Spontaneous optic nerve compression in the osteopetrotic (op/op) mouse: a novel model of myelination failure.

James Verhoeve // Publications // Feb 20 2013

PubMed ID: 23426679

Author(s): Kondo Y, Ramaker JM, Radcliff AB, Baldassari S, Mayer JA, Ver Hoeve JN, Zhang CL, Chiu SY, Colello RJ, Duncan ID. Spontaneous optic nerve compression in the osteopetrotic (op/op) mouse: a novel model of myelination failure. J Neurosci. 2013 Feb 20;33(8):3514-25. doi: 10.1523/JNEUROSCI.4849-12.2013. PMID 23426679

Journal: The Journal Of Neuroscience : The Official Journal Of The Society For Neuroscience, Volume 33, Issue 8, Feb 2013

We report a focal disturbance in myelination of the optic nerve in the osteopetrotic (op/op) mouse, which results from a spontaneous compression of the nerve resulting from stenosis of the optic canal. The growth of the op/op optic nerve was significantly affected, being maximally suppressed at postnatal day 30 (P30; 33% of age matched control). Myelination of the nerve in the optic canal was significantly delayed at P15, and myelin was almost completely absent at P30. The size of nerves and myelination were conserved both in the intracranial and intraorbital segments at P30, suggesting that the axons in the compressed site are spared in all animals at P30. Interestingly, we observed recovery both in the nerve size and the density of myelinated axons at 7 months in almost half of the optic nerves examined, although some nerves lost axons and became atrophic. In vivo and ex vivo electrophysiological examinations of P30 op/op mice showed that nerve conduction was significantly delayed but not blocked with partial recovery in some mice by 7 months. Transcardial perfusion of FITC-labeled albumin suggested that local ischemia was at least in part the cause of this myelination failure.
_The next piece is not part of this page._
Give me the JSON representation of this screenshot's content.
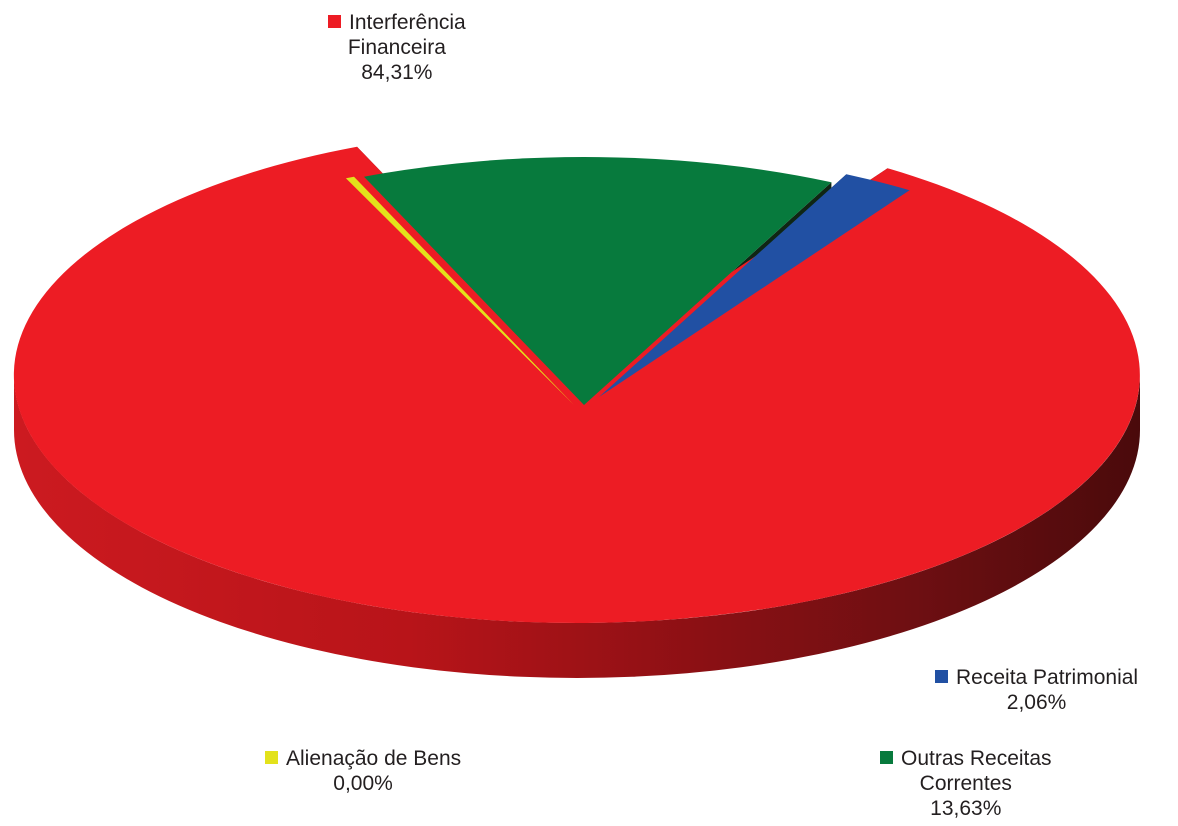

These results suggest that the primary abnormality is dysmyelination of the optic nerve in early development. This noninvasive model system will be a valuable tool to study the effects of nerve compression on the function and survival of oligodendrocyte progenitor cells/oligodendrocytes and axons and to explore the mechanism of redistribution of oligodendrocyte progenitor cells with compensatory myelination.